Due to the new federal tax codes, big earners from the higher taxed states like New Jersey and New York are migrating south to the states with lower taxes, and Miami, Florida has become the landing spot.
Miami Real Estate Market is Seeing a Boom
A quarterly South Florida real estate report is showing that people from New York are snatching up a good portion of the available Miami properties. People began flocking to this coastal city in July of 2017, and according to the December Census data, the origin of most of these moves was New York. The second state to see a big loss of earners was Illinois.
This influx of people has raised the median price of the condos in the Miami area. Miami-Dade County has seen prices go up by 2% from the previous year.

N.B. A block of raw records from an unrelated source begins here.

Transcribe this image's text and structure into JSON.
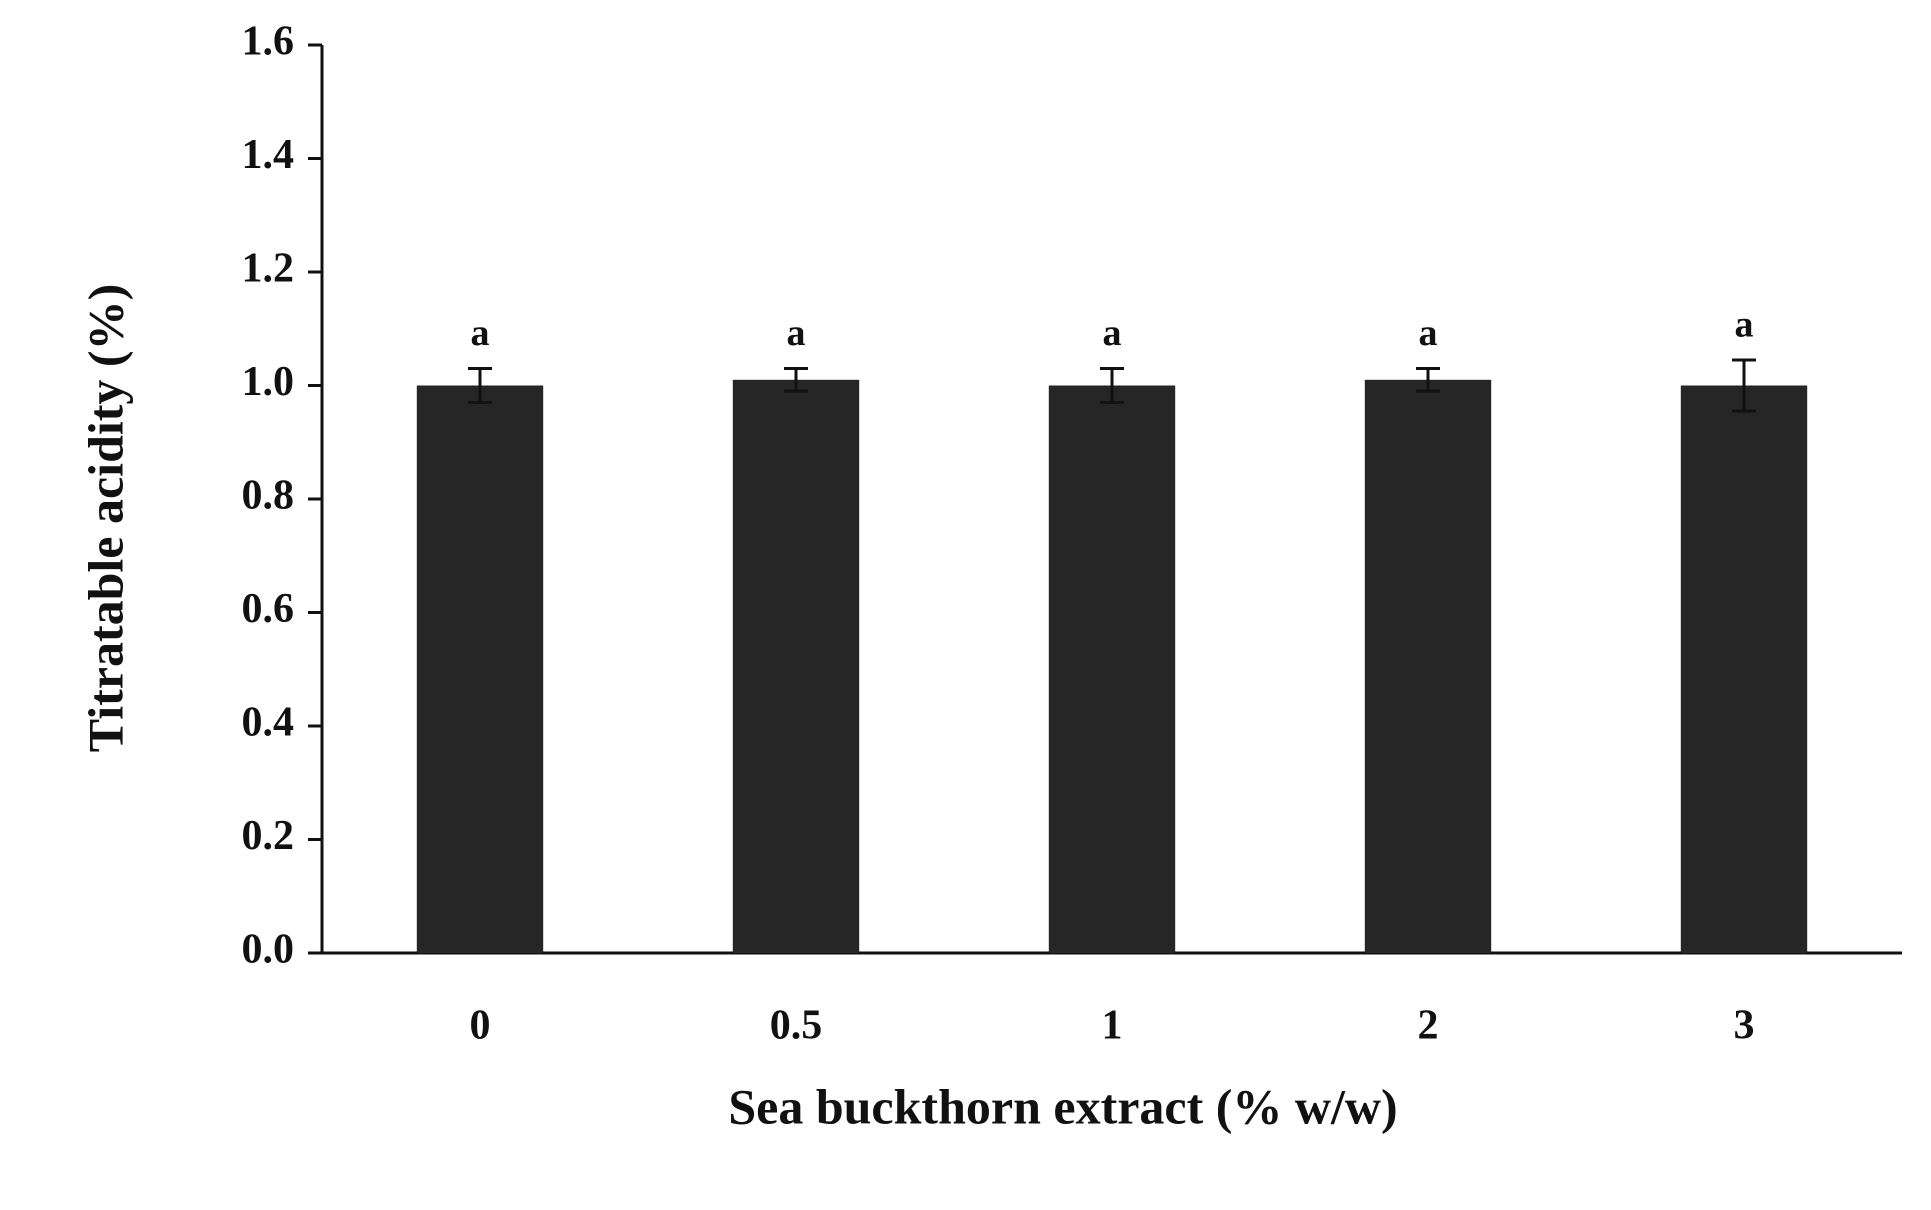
{
  "chart_data": {
    "type": "bar",
    "x_label": "Sea buckthorn extract (% w/w)",
    "y_label": "Titratable acidity (%)",
    "categories": [
      "0",
      "0.5",
      "1",
      "2",
      "3"
    ],
    "values": [
      1.0,
      1.01,
      1.0,
      1.01,
      1.0
    ],
    "errors": [
      0.03,
      0.02,
      0.03,
      0.02,
      0.045
    ],
    "annotations": [
      "a",
      "a",
      "a",
      "a",
      "a"
    ],
    "color": "#262626",
    "ylim": [
      0,
      1.6
    ],
    "yticks": [
      {
        "value": 0,
        "label": "0.0"
      },
      0.2,
      0.4,
      0.6,
      0.8,
      {
        "value": 1,
        "label": "1.0"
      },
      1.2,
      1.4,
      1.6
    ],
    "grid": false
  }
}
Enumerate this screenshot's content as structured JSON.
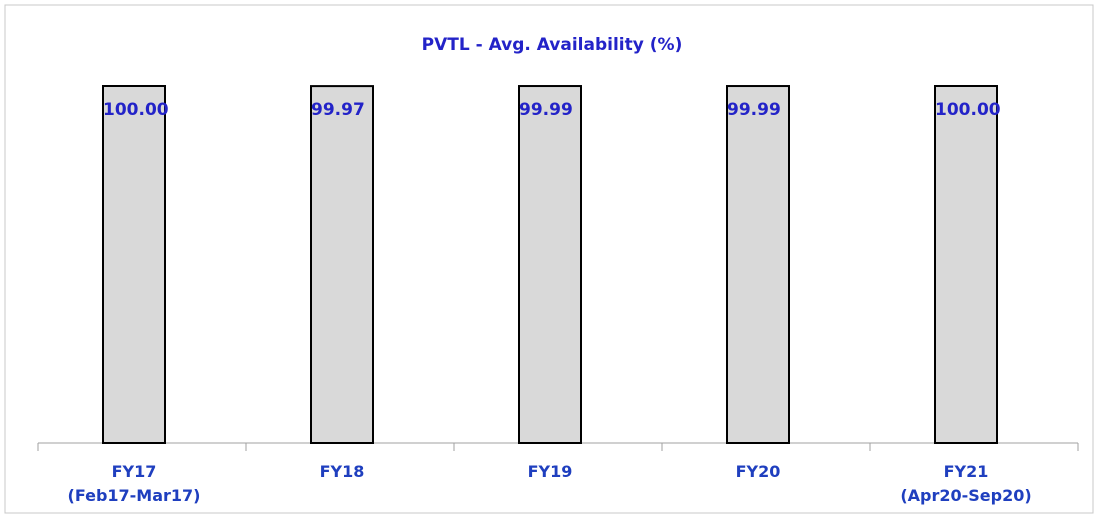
{
  "chart_data": {
    "type": "bar",
    "title": "PVTL - Avg. Availability (%)",
    "categories": [
      "FY17\n(Feb17-Mar17)",
      "FY18",
      "FY19",
      "FY20",
      "FY21\n(Apr20-Sep20)"
    ],
    "values": [
      100,
      99.97,
      99.99,
      99.99,
      100
    ],
    "value_labels": [
      "100.00",
      "99.97",
      "99.99",
      "99.99",
      "100.00"
    ],
    "color": "#d9d9d9",
    "ylim": [
      0,
      100
    ]
  }
}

During that same period, condo sales in Manhattan went down by 12%, which is the lowest the sales have been since 2009.
New Tax Law is to Blame
The reason that all these big earners are flocking south is the increase in their tax bill. The new tax laws passed by the current administration put a cap on the deductions that can be made on property taxes. This cap also applies to mortgage interest, the loan amount being capped at $750,000 is a blow to those states where home prices are high.
New York, New Jersey, and Connecticut residents have been accustomed to deducting substantially more than the capped $10,000 that is allowed now. The new tax laws are costing them thousands of dollars which is why states like Florida and Texas now hold so much appeal, especially since these states don’t have a state income tax.

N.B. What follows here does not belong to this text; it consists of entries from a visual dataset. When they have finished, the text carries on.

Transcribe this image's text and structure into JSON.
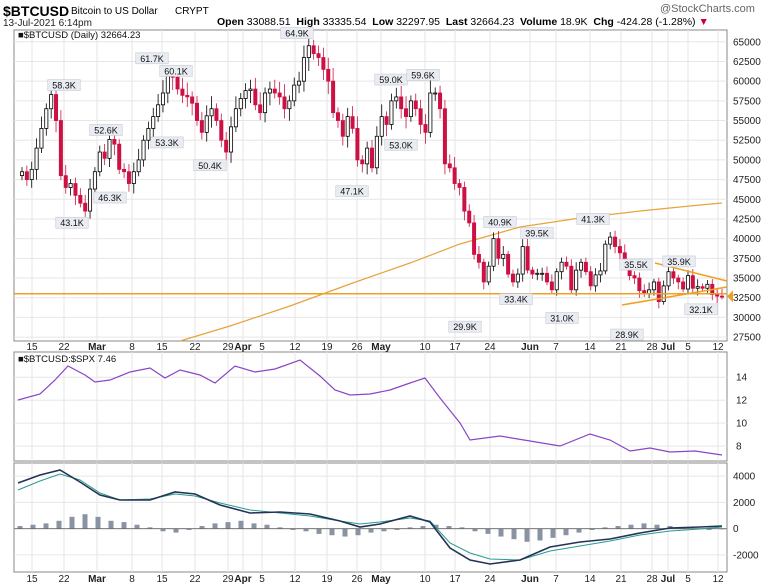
{
  "header": {
    "symbol": "$BTCUSD",
    "name": "Bitcoin to US Dollar",
    "exchange": "CRYPT",
    "date": "13-Jul-2021 6:14pm",
    "watermark": "@StockCharts.com",
    "open_label": "Open",
    "open": "33088.51",
    "high_label": "High",
    "high": "33335.54",
    "low_label": "Low",
    "low": "32297.95",
    "last_label": "Last",
    "last": "32664.23",
    "volume_label": "Volume",
    "volume": "18.9K",
    "chg_label": "Chg",
    "chg": "-424.28 (-1.28%)"
  },
  "colors": {
    "up": "#000000",
    "down": "#cc1144",
    "ma": "#e8a33a",
    "support": "#f0a020",
    "triangle": "#f0a020",
    "ratio": "#8a45c5",
    "macd": "#223355",
    "signal": "#2a9a90",
    "hist": "#8a93a3"
  },
  "chart_data": [
    {
      "type": "candlestick",
      "legend": "$BTCUSD (Daily) 32664.23",
      "y_ticks": [
        27500,
        30000,
        32500,
        35000,
        37500,
        40000,
        42500,
        45000,
        47500,
        50000,
        52500,
        55000,
        57500,
        60000,
        62500,
        65000
      ],
      "ylim": [
        27000,
        66500
      ],
      "x_ticks": [
        "15",
        "22",
        "Mar",
        "8",
        "15",
        "22",
        "29",
        "Apr",
        "5",
        "12",
        "19",
        "26",
        "May",
        "10",
        "17",
        "24",
        "Jun",
        "7",
        "14",
        "21",
        "28",
        "Jul",
        "5",
        "12"
      ],
      "last_value": 32664.23,
      "annotations": [
        {
          "label": "58.3K",
          "value": 58300,
          "pos": "above"
        },
        {
          "label": "43.1K",
          "value": 43100,
          "pos": "below"
        },
        {
          "label": "52.6K",
          "value": 52600,
          "pos": "above"
        },
        {
          "label": "46.3K",
          "value": 46300,
          "pos": "below"
        },
        {
          "label": "61.7K",
          "value": 61700,
          "pos": "above"
        },
        {
          "label": "60.1K",
          "value": 60100,
          "pos": "above"
        },
        {
          "label": "53.3K",
          "value": 53300,
          "pos": "below"
        },
        {
          "label": "50.4K",
          "value": 50400,
          "pos": "below"
        },
        {
          "label": "64.9K",
          "value": 64900,
          "pos": "above"
        },
        {
          "label": "47.1K",
          "value": 47100,
          "pos": "below"
        },
        {
          "label": "59.0K",
          "value": 59000,
          "pos": "above"
        },
        {
          "label": "59.6K",
          "value": 59600,
          "pos": "above"
        },
        {
          "label": "53.0K",
          "value": 53000,
          "pos": "below"
        },
        {
          "label": "29.9K",
          "value": 29900,
          "pos": "below"
        },
        {
          "label": "40.9K",
          "value": 40900,
          "pos": "above"
        },
        {
          "label": "39.5K",
          "value": 39500,
          "pos": "above"
        },
        {
          "label": "33.4K",
          "value": 33400,
          "pos": "below"
        },
        {
          "label": "31.0K",
          "value": 31000,
          "pos": "below"
        },
        {
          "label": "41.3K",
          "value": 41300,
          "pos": "above"
        },
        {
          "label": "28.9K",
          "value": 28900,
          "pos": "below"
        },
        {
          "label": "35.5K",
          "value": 35500,
          "pos": "above"
        },
        {
          "label": "35.9K",
          "value": 35900,
          "pos": "above"
        },
        {
          "label": "32.1K",
          "value": 32100,
          "pos": "below"
        }
      ],
      "support_level": 33000,
      "close_series": [
        48500,
        47500,
        48800,
        51500,
        54000,
        56500,
        58300,
        55000,
        48000,
        46500,
        47000,
        45500,
        44500,
        43500,
        46300,
        48500,
        51000,
        50200,
        52600,
        52000,
        48800,
        48500,
        47000,
        48500,
        50000,
        52500,
        54000,
        55500,
        57000,
        58500,
        61000,
        60500,
        59000,
        58200,
        58000,
        57200,
        55000,
        53500,
        55600,
        56500,
        55000,
        52500,
        51000,
        54200,
        56500,
        57800,
        58800,
        59000,
        57000,
        56000,
        58500,
        59000,
        58500,
        58000,
        56500,
        57500,
        59500,
        60000,
        63000,
        64500,
        63500,
        63000,
        61500,
        60000,
        56000,
        55000,
        53000,
        55500,
        54000,
        50000,
        49500,
        51500,
        49000,
        53000,
        55500,
        54500,
        57500,
        58000,
        56500,
        55500,
        57500,
        56500,
        54500,
        53500,
        58500,
        58500,
        56500,
        49500,
        49000,
        47000,
        46500,
        43500,
        42000,
        38000,
        37000,
        34500,
        36500,
        40000,
        37500,
        38000,
        35500,
        34500,
        35500,
        39000,
        36000,
        35500,
        35600,
        35600,
        34500,
        33500,
        35800,
        37000,
        36500,
        33500,
        36000,
        37000,
        35800,
        34000,
        35400,
        35900,
        39300,
        40200,
        39000,
        38200,
        36700,
        35300,
        35000,
        33400,
        33000,
        33500,
        34500,
        32000,
        34000,
        35800,
        35000,
        34500,
        33600,
        35300,
        33700,
        33900,
        33700,
        34200,
        32900,
        32700,
        32664
      ]
    },
    {
      "type": "line",
      "legend": "$BTCUSD:$SPX 7.46",
      "y_ticks": [
        8,
        10,
        12,
        14
      ],
      "ylim": [
        6.7,
        16.2
      ],
      "last_value": 7.46
    },
    {
      "type": "macd",
      "y_ticks": [
        -2000,
        0,
        2000,
        4000
      ],
      "ylim": [
        -3300,
        5000
      ]
    }
  ]
}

According to an accountant that specializes in finding lower-tax cities for his clients, “A lot of rich people are trying to find a way out of New York.”
What Does This Mean for the Housing Market in Miami
The median value of a home in Miami is currently hovering just over $300,000 according to Zillow, which is nearly a 4.6% increase over the previous year’s median value. The market is predicted to continue to rise by 3.6% over the next year. Miami is currently in the top 30% for real estate appreciation in the United States, the annual appreciation rate over the last ten years has been about 2% with a jump to 7.5% in the last year.
This migration of Northern big earners will likely cause these numbers to keep trending upwards.